Theoretical work in morphological typology offers the possibility of measuring morphological diversity on a continuous scale. However, literature in NLP typically labels a whole language with a strict type of morphology, e.g. fusional or agglutinative. In this talk, we propose to reduce the theoretical rigidity of such claims, by quantifying the morphological typology at the word and segment level. We are going to discuss Payne (2017)’s approach to classify morphology using two indices: synthesis (from 1 for analytic to 3 or more for polysynthetic) and fusion (from 0 for agglutinative to 1 for fusional), how to compute them, and the relationship between machine translation performance and those degrees of synthesis and fusion at word (nouns and verbs for English-Turkish, and verbs in English-Spanish) and segment level (previous language pairs plus English-German in both directions). This is a work to appear at NAACL 2022.

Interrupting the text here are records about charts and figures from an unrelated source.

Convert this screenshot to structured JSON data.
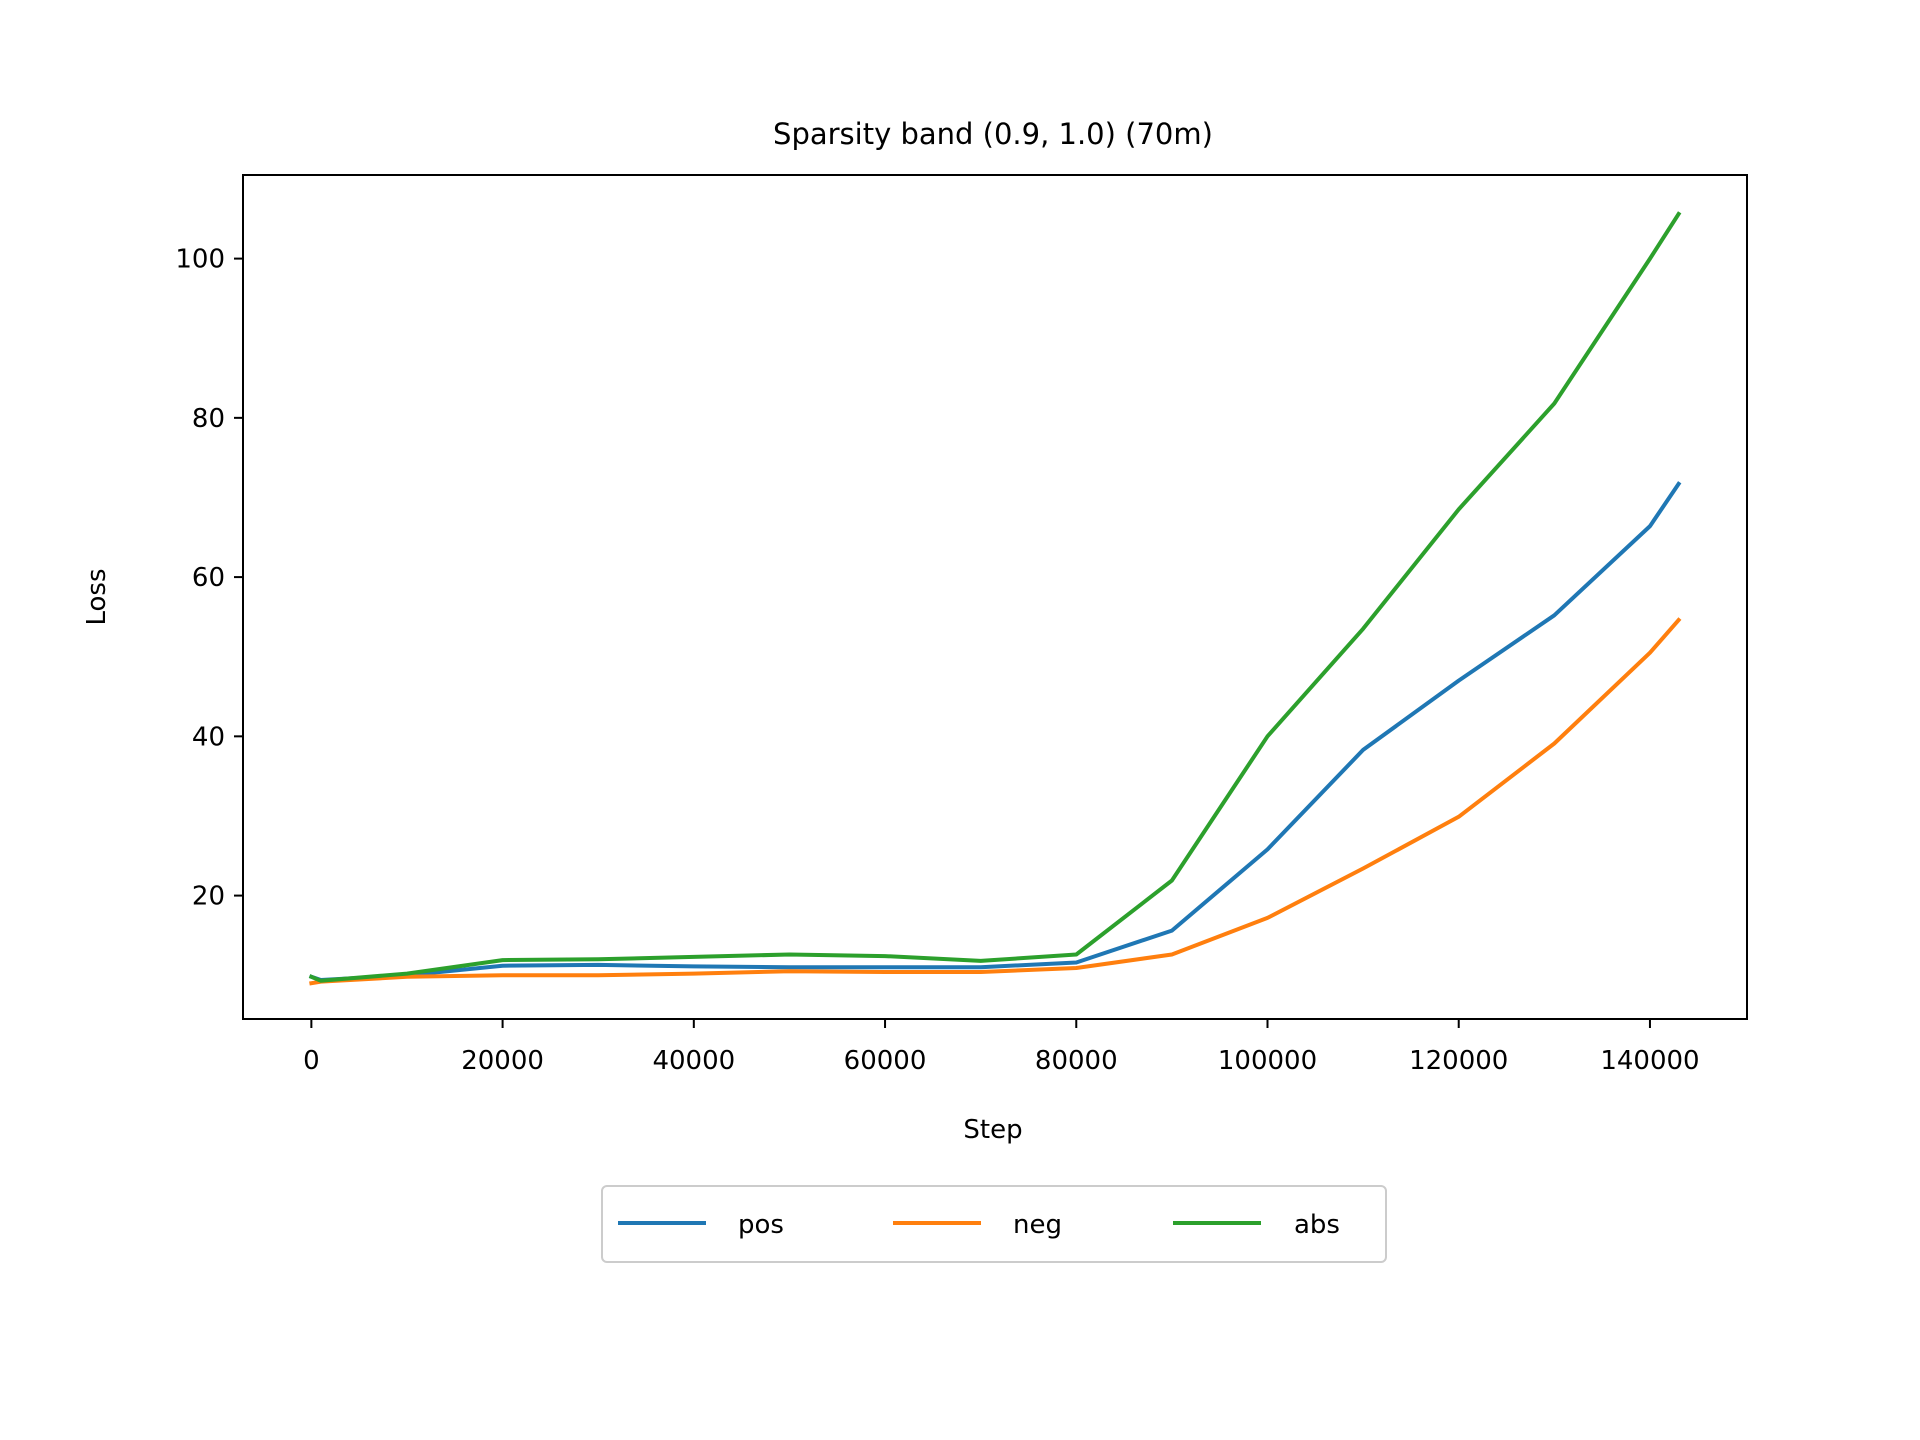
{
  "chart_data": {
    "type": "line",
    "title": "Sparsity band (0.9, 1.0) (70m)",
    "xlabel": "Step",
    "ylabel": "Loss",
    "xlim": [
      -7150,
      150150
    ],
    "ylim": [
      4.5,
      110.5
    ],
    "xticks": [
      0,
      20000,
      40000,
      60000,
      80000,
      100000,
      120000,
      140000
    ],
    "yticks": [
      20,
      40,
      60,
      80,
      100
    ],
    "grid": false,
    "legend_position": "below",
    "x": [
      0,
      1000,
      10000,
      20000,
      30000,
      40000,
      50000,
      60000,
      70000,
      80000,
      90000,
      100000,
      110000,
      120000,
      130000,
      140000,
      143000
    ],
    "series": [
      {
        "name": "pos",
        "color": "#1f77b4",
        "values": [
          9.8,
          9.4,
          10.0,
          11.2,
          11.3,
          11.1,
          11.0,
          11.0,
          11.0,
          11.6,
          15.6,
          25.8,
          38.3,
          47.0,
          55.2,
          66.4,
          71.7
        ]
      },
      {
        "name": "neg",
        "color": "#ff7f0e",
        "values": [
          9.0,
          9.2,
          9.8,
          10.0,
          10.0,
          10.2,
          10.5,
          10.4,
          10.4,
          10.9,
          12.6,
          17.2,
          23.4,
          29.9,
          39.1,
          50.5,
          54.6
        ]
      },
      {
        "name": "abs",
        "color": "#2ca02c",
        "values": [
          9.8,
          9.3,
          10.2,
          11.9,
          12.0,
          12.3,
          12.6,
          12.4,
          11.8,
          12.6,
          21.9,
          40.0,
          53.5,
          68.5,
          81.8,
          100.0,
          105.6
        ]
      }
    ]
  }
}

Invited Speaker: Arturo Oncevay
Short Bio: Arturo Oncevay (he/him) is a PhD candidate at the University of Edinburgh, Scotland. He was a member of the Artificial Intelligence group at the Pontificia Universidad Católica del Perú (PUCP, Peru), where he graduated from Informatics Engineering and Masters in Computer Science. His work focuses on low-resource machine translation and in computational typology for NLP, and he likes to support the development of NLP tools for endangered languages spoken in the Amazonia. He has also co-organised the AmericasNLP workshop (NAACL 2021) and shared task on machine translation (NAACL 2021) and speech-to-text translation (in preparation for NeurIPS 2022).